An Invisible Cake in the Sky
If you look up at the sky, either on a clear day or a starry night, it probably wouldn't occur to you that you are looking through layers. Though the atmosphere may appear uniform to the naked eye, it is actually similar to a layer cake. We live in one layer, called the troposphere, where the clouds and most of the water vapor reside. However, just above that is an equally important layer called the stratosphere.
Mapping the Position of the Stratosphere
We live in the troposphere, which is the layer of the atmosphere closest to earth. Just above that is the stratosphere, the area of the atmosphere where passenger airplanes and weather balloons fly. There are a few other atmospheric layers as well -- you can take a look at a diagram of these below.
The stratosphere begins at around 10 kilometers above the surface of the earth. This is just an estimate, however, as the lower and upper boundaries actually vary with the latitude of the earth. Around the poles, it actually begins at around 7 kilometers, whereas around the equator it can be as high as 20 kilometers. The stratosphere ends where it transitions to the mesosphere, around 50 kilometers above the earth.
On a Clear Day in the Stratosphere
While the troposphere is filled with a vast assortment of clouds thanks to a gas we know as water vapor, the stratosphere is a vast, clear blue sky. There is very little water vapor in this layer of the atmosphere, so clouds are a rare occurrence.

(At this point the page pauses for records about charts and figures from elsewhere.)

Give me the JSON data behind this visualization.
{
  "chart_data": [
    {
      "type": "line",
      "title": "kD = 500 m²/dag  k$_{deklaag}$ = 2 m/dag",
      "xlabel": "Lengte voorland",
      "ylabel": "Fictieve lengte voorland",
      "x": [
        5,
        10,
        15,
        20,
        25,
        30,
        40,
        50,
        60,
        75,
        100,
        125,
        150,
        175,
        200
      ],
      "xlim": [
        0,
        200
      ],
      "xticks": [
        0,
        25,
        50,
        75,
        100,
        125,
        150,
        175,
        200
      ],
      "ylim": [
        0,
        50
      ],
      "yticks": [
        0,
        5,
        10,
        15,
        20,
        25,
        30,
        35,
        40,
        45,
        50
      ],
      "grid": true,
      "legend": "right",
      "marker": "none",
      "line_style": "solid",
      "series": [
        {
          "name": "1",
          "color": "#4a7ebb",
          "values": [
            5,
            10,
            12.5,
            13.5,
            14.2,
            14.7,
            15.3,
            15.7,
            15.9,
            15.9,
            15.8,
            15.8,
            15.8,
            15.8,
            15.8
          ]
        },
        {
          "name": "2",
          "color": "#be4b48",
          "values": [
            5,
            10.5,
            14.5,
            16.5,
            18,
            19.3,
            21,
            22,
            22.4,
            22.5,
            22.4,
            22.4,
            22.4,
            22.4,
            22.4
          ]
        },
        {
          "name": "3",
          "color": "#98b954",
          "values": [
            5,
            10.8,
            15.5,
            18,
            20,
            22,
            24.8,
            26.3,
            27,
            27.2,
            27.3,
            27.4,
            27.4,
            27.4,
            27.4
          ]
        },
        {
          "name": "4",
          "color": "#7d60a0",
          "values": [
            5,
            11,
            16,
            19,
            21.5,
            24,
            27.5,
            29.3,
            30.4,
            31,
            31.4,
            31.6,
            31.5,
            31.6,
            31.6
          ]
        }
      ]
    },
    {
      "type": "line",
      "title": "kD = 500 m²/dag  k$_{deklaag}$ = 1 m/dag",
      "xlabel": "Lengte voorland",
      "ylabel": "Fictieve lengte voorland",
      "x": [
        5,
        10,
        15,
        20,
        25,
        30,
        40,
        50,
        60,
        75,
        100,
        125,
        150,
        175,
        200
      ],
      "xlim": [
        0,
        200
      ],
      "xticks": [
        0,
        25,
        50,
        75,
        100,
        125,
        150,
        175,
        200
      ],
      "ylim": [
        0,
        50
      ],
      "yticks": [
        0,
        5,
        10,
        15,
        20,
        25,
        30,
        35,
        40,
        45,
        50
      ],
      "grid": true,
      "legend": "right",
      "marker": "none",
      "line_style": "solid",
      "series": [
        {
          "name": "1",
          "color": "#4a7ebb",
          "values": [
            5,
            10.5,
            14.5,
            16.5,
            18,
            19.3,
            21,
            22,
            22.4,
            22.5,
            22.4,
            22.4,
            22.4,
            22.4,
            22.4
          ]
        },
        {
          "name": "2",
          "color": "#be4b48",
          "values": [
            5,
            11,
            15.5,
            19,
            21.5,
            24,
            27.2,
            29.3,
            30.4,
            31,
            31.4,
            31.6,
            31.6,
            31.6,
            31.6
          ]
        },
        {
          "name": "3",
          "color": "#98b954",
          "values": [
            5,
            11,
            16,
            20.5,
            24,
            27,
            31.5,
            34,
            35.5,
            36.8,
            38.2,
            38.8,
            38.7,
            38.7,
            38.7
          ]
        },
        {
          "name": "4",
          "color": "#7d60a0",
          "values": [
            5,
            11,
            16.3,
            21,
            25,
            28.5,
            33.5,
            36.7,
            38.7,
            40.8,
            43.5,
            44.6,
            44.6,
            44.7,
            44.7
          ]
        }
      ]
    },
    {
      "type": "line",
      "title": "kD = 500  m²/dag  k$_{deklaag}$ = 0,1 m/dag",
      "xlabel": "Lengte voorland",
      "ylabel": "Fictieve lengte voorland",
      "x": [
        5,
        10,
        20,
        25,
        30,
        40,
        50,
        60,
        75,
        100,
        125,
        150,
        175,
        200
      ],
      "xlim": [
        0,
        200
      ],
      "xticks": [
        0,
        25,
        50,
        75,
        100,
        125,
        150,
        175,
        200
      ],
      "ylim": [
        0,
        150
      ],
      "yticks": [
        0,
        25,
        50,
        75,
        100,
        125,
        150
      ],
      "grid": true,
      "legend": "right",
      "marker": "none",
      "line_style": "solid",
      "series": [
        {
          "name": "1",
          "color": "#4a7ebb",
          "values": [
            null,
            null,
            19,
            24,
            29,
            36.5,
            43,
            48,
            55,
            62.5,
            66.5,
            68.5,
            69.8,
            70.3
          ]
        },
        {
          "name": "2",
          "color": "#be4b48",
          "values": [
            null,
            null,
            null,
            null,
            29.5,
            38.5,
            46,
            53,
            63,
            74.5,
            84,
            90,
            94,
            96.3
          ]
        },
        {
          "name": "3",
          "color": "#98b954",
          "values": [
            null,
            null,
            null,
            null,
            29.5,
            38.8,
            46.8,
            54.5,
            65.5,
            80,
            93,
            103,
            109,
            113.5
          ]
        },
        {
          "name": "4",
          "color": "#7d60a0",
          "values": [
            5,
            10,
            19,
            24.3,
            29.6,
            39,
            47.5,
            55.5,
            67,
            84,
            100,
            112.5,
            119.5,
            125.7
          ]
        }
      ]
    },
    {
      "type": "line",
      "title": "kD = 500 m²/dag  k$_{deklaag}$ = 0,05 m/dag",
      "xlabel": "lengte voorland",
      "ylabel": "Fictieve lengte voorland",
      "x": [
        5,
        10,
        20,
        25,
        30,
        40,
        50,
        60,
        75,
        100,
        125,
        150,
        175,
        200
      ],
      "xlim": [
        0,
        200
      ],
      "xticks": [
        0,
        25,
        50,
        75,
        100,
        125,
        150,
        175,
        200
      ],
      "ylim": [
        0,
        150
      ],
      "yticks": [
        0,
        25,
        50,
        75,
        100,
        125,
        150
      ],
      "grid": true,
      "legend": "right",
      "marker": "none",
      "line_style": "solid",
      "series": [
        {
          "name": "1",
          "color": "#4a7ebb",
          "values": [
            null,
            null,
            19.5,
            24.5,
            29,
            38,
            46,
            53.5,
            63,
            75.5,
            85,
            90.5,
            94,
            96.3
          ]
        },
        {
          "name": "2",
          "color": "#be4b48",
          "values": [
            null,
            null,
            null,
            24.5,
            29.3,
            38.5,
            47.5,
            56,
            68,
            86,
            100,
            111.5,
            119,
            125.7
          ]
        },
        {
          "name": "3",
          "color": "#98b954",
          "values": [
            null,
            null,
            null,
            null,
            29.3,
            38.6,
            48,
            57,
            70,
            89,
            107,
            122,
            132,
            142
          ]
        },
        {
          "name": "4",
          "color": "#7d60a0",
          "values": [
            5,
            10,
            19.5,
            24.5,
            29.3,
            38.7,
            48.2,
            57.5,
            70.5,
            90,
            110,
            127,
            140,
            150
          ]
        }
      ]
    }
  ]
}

Clouds form when water vapor condenses into a liquid, and with very little water, vapor condensation is virtually impossible.

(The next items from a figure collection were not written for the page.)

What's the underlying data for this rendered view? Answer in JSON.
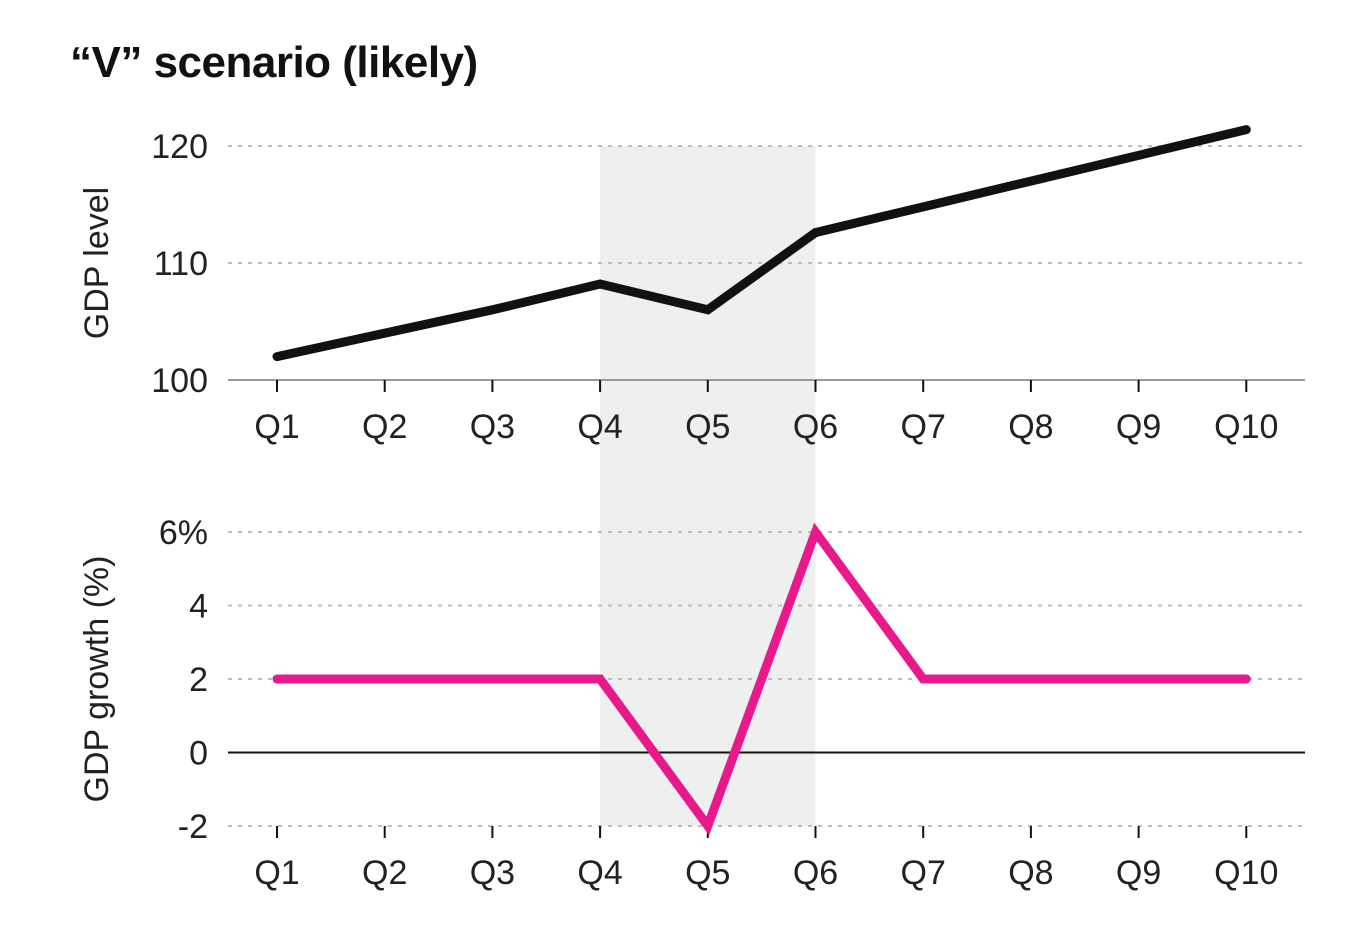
{
  "title": "“V” scenario (likely)",
  "shade": {
    "from": "Q4",
    "to": "Q6",
    "color": "#eef0ef"
  },
  "colors": {
    "level_line": "#111111",
    "growth_line": "#e8198b",
    "grid": "#bdbdbd",
    "zero": "#111111"
  },
  "chart_data": [
    {
      "type": "line",
      "categories": [
        "Q1",
        "Q2",
        "Q3",
        "Q4",
        "Q5",
        "Q6",
        "Q7",
        "Q8",
        "Q9",
        "Q10"
      ],
      "series": [
        {
          "values": [
            102,
            104,
            106,
            108.2,
            106,
            112.6,
            114.8,
            117,
            119.2,
            121.4
          ]
        }
      ],
      "ylabel": "GDP level",
      "ylim": [
        100,
        120
      ],
      "yticks": [
        100,
        110,
        120
      ],
      "ytick_labels": [
        "100",
        "110",
        "120"
      ],
      "grid": true
    },
    {
      "type": "line",
      "categories": [
        "Q1",
        "Q2",
        "Q3",
        "Q4",
        "Q5",
        "Q6",
        "Q7",
        "Q8",
        "Q9",
        "Q10"
      ],
      "series": [
        {
          "values": [
            2,
            2,
            2,
            2,
            -2,
            6,
            2,
            2,
            2,
            2
          ]
        }
      ],
      "ylabel": "GDP growth (%)",
      "ylim": [
        -2,
        6
      ],
      "yticks": [
        -2,
        0,
        2,
        4,
        6
      ],
      "ytick_labels": [
        "-2",
        "0",
        "2",
        "4",
        "6%"
      ],
      "grid": true
    }
  ]
}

Convection is the process whereby warm air rises and cooler air descends. While common in the troposphere, very little convection takes place in the stratosphere. As a result, it tends to trap any and all gases that enter this region of the atmosphere. For years, CFCs - a chemical used in aerosols - were transported the stratosphere via convection and became trapped there. Gases and dust from volcanic eruptions often meet the same fate, remaining trapped in the stratosphere for months or even longer.
The Life Sustaining Properties of the Troposphere
The stratosphere is actually crucial to allowing us to live on earth, because within the stratosphere you will find the ozone layer. Ozone, which is actually a molecule made up of three oxygen atoms linked together by covalent bonds, absorbs harmful ultraviolet radiation that enters the Earth's atmosphere as part of sunlight.

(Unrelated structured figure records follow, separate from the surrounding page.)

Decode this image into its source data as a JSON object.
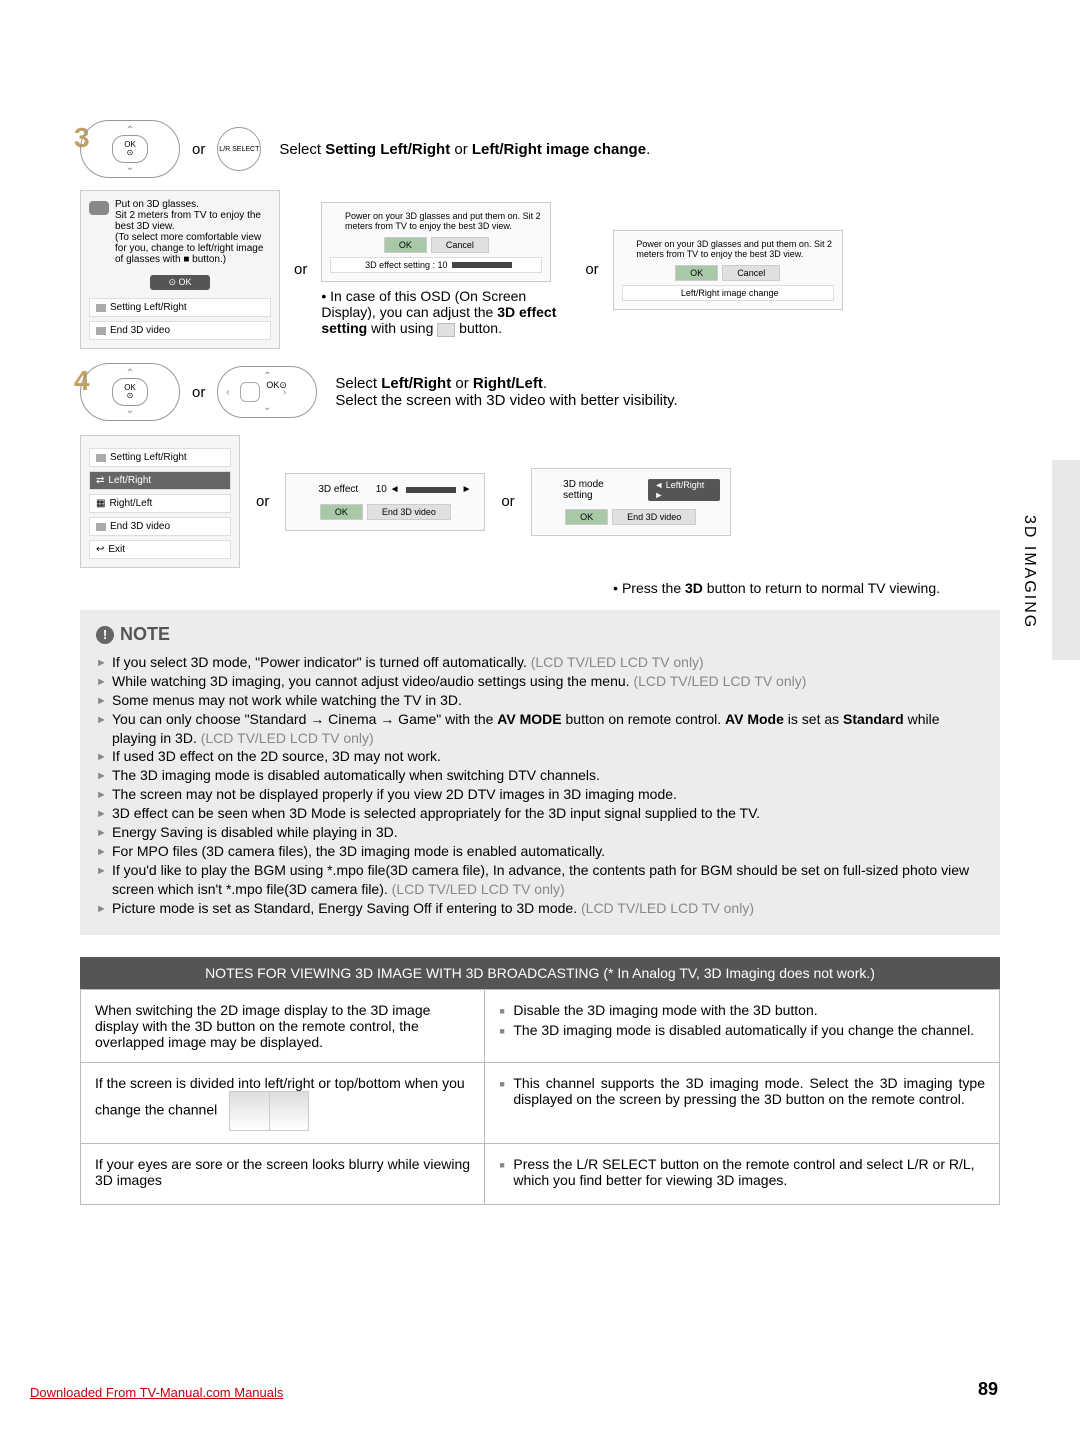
{
  "step3": {
    "number": "3",
    "ok_label_top": "OK",
    "ok_label_dot": "⊙",
    "or": "or",
    "lr_select": "L/R SELECT",
    "instruction_prefix": "Select ",
    "instruction_b1": "Setting Left/Right",
    "instruction_mid": " or ",
    "instruction_b2": "Left/Right image change",
    "instruction_suffix": "."
  },
  "menu": {
    "line1": "Put on 3D glasses.",
    "line2": "Sit 2 meters from TV to enjoy the best 3D view.",
    "line3": "(To select more comfortable view for you, change to left/right image of glasses with ■ button.)",
    "ok": "⊙ OK",
    "item1": "Setting Left/Right",
    "item2": "End 3D video"
  },
  "osd1": {
    "info": "Power on your 3D glasses and put them on. Sit 2 meters from TV to enjoy the best 3D view.",
    "ok": "OK",
    "cancel": "Cancel",
    "slider": "3D effect setting : 10"
  },
  "osd1_note_bullet": "• In case of this OSD (On Screen Display), you can adjust the ",
  "osd1_note_bold": "3D effect setting",
  "osd1_note_after": " with using ",
  "osd1_note_end": " button.",
  "osd2": {
    "info": "Power on your 3D glasses and put them on. Sit 2 meters from TV to enjoy the best 3D view.",
    "ok": "OK",
    "cancel": "Cancel",
    "slider": "Left/Right image change"
  },
  "step4": {
    "number": "4",
    "ok_label_top": "OK",
    "ok_label_dot": "⊙",
    "or": "or",
    "instruction_prefix": "Select ",
    "instruction_b1": "Left/Right",
    "instruction_mid": " or ",
    "instruction_b2": "Right/Left",
    "instruction_suffix": ".",
    "instruction_line2": "Select the screen with 3D video with better visibility."
  },
  "menu2": {
    "header": "Setting Left/Right",
    "opt1": "Left/Right",
    "opt2": "Right/Left",
    "item3": "End 3D video",
    "item4": "Exit"
  },
  "effect1": {
    "label": "3D effect",
    "value": "10 ◄",
    "arrow_r": "►",
    "ok": "OK",
    "end": "End 3D video"
  },
  "effect2": {
    "label": "3D mode setting",
    "mode": "◄ Left/Right ►",
    "ok": "OK",
    "end": "End 3D video"
  },
  "return_note": "• Press the ",
  "return_note_b": "3D",
  "return_note_end": " button to return to normal TV viewing.",
  "note": {
    "header": "NOTE",
    "items": [
      {
        "t": "If you select 3D mode, \"Power indicator\" is turned off automatically. ",
        "g": "(LCD TV/LED LCD TV only)"
      },
      {
        "t": "While watching 3D imaging, you cannot adjust video/audio settings using the menu. ",
        "g": "(LCD TV/LED LCD TV only)"
      },
      {
        "t": "Some menus may not work while watching the TV in 3D.",
        "g": ""
      },
      {
        "t": "You can only choose \"Standard → Cinema → Game\" with the <b>AV MODE</b> button on remote control. <b>AV Mode</b> is set as <b>Standard</b> while playing in 3D. ",
        "g": "(LCD TV/LED LCD TV only)"
      },
      {
        "t": "If used 3D effect on the 2D source, 3D may not work.",
        "g": ""
      },
      {
        "t": "The 3D imaging mode is disabled automatically when switching DTV channels.",
        "g": ""
      },
      {
        "t": "The screen may not be displayed properly if you view 2D DTV images in 3D imaging mode.",
        "g": ""
      },
      {
        "t": "3D effect can be seen when 3D Mode is selected appropriately for the 3D input signal supplied to the TV.",
        "g": ""
      },
      {
        "t": "Energy Saving is disabled while playing in 3D.",
        "g": ""
      },
      {
        "t": "For MPO files (3D camera files), the 3D imaging mode is enabled automatically.",
        "g": ""
      },
      {
        "t": "If you'd like to play the BGM using *.mpo file(3D camera file), In advance, the contents path for BGM should be set on full-sized photo view screen which isn't *.mpo file(3D camera file). ",
        "g": "(LCD TV/LED LCD TV only)"
      },
      {
        "t": "Picture mode is set as Standard, Energy Saving Off if entering to 3D mode. ",
        "g": "(LCD TV/LED LCD TV only)"
      }
    ]
  },
  "notes_table": {
    "header": "NOTES FOR VIEWING 3D IMAGE WITH 3D BROADCASTING (* In Analog TV, 3D Imaging does not work.)",
    "r1l": "When switching the 2D image display to the 3D image display with the 3D button on the remote control, the overlapped image may be displayed.",
    "r1r_a": "Disable the 3D imaging mode with the 3D button.",
    "r1r_b": "The 3D imaging mode is disabled automatically if you change the channel.",
    "r2l": "If the screen is divided into left/right or top/bottom when you change the channel",
    "r2r": "This channel supports the 3D imaging mode. Select the 3D imaging type displayed on the screen by pressing the 3D button on the remote control.",
    "r3l": "If your eyes are sore or the screen looks blurry while viewing 3D images",
    "r3r": "Press the L/R SELECT button on the remote control and select L/R or R/L, which you find better for viewing 3D images."
  },
  "side_label": "3D IMAGING",
  "page_number": "89",
  "footer": "Downloaded From TV-Manual.com Manuals"
}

When the ozone absorbs ultraviolet radiation, it actually causes another phenomenon that is used to identify different layers in the atmosphere. As you rise through the troposphere, the temperature decreases to around -60 degrees Fahrenheit. However, as you enter the stratosphere, the ozone gas absorbs the ultraviolet light entering the atmosphere from the sun. As it absorbs the UV light, it absorbs energy. This results in an increase in temperature from about -76 degrees Fahrenheit to around 5 degrees Fahrenheit. Once you leave the stratosphere, and enter the mesosphere, the temperature dramatically decreases until plummeting to around -184 degrees Fahrenheit.
The stratosphere is the second layer of the atmosphere, in between the troposphere and the mesosphere. Unlike the troposphere, it contains little water vapor so there are no clouds in this layer of the atmosphere. The stratosphere also contains the ozone layer, which absorbs harmful ultraviolet radiation as it enters our atmosphere from the sun. As the ozone layer absorbs UV radiation, it causes the temperature in this layer to increase.